Quelle aristocratie impose la réaction nobiliaire?

L’exercice n’est pas sans intérêt. Il fait tomber les masques et montre qu’il existe une plus grande proximité entre une certaine gauche et une certaine droite, qu’entre les composantes de la droite elle-même. Ceux qui, après l’élection de Trump, rejetaient le procès fait aux élites (indiquant qu’elles n’existaient même pas, ou alors qu’on avait besoin d’elles) sont aussi les premiers à agiter les angoisses qu’un Fillon peut susciter.

Ce gars-là serait passé en quelques années d’un gaullisme social à une sorte de prélude au fascisme. Il nierait le droit des femmes. Il condamnerait l’avortement. Il ferait partie d’une conspiration tentaculaire ourdie par l’extrême droite catholique, etc.
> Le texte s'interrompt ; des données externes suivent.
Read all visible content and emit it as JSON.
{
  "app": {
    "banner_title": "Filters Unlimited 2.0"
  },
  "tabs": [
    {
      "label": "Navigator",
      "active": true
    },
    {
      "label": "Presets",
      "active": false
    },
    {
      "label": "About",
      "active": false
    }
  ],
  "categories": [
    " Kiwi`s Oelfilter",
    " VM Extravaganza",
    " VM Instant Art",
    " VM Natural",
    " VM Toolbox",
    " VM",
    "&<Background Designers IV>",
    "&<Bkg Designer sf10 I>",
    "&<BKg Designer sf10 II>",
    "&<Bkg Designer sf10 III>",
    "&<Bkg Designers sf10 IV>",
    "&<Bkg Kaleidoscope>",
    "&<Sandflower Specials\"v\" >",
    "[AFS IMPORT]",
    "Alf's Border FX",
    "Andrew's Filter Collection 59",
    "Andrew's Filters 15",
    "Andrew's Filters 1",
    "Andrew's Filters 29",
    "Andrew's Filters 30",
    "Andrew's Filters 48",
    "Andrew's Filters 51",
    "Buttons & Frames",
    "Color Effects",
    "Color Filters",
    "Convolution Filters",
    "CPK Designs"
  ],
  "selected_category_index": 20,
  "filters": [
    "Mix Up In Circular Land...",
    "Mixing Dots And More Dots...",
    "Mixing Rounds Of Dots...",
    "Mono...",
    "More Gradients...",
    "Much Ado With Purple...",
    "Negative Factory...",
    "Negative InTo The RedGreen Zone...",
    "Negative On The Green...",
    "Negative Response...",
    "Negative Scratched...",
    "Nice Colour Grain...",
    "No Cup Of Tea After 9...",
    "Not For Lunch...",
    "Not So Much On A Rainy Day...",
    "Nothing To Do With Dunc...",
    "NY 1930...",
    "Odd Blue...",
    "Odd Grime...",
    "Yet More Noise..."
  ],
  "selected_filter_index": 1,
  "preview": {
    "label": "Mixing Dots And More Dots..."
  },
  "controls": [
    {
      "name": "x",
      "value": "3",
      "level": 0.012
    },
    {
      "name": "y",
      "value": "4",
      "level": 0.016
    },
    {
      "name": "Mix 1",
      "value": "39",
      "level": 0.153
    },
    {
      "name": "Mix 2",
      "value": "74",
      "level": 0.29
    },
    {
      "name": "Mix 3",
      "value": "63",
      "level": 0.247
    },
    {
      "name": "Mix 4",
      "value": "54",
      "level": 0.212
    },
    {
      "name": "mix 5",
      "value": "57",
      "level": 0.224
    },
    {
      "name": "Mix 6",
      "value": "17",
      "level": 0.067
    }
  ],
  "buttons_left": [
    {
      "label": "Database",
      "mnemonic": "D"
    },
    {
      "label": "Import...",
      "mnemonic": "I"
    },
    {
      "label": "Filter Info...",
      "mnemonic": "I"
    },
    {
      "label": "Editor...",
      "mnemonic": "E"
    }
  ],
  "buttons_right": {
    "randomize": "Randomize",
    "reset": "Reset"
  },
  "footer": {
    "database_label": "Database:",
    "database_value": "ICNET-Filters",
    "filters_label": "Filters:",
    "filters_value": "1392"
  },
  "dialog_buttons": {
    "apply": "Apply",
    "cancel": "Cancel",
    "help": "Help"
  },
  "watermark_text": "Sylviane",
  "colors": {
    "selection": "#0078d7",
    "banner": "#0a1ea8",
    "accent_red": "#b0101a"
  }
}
Tous les bien-pensants prompts à dénoncer le complotisme chez les autres s’en donnent à coeur joie à leur petit complotisme à eux.

Qui sont-ils? on retrouve dans les rangs de ces honnêtes gens toute la classe sociale dirigeante, protéiforme et parfois dissonante, qui tire profit de la vague étatiste depuis 30 ans: ceux qui ont prospéré avec Mitterrand, et ont applaudi lorsque Chirac, puis Sarkozy, renonçaient à réformer la rente. Ceux qui se savent menacés par la révolution numérique parce qu’elle rebat les cartes du pouvoir et qu’elle compromet l’ordre qui les légitime.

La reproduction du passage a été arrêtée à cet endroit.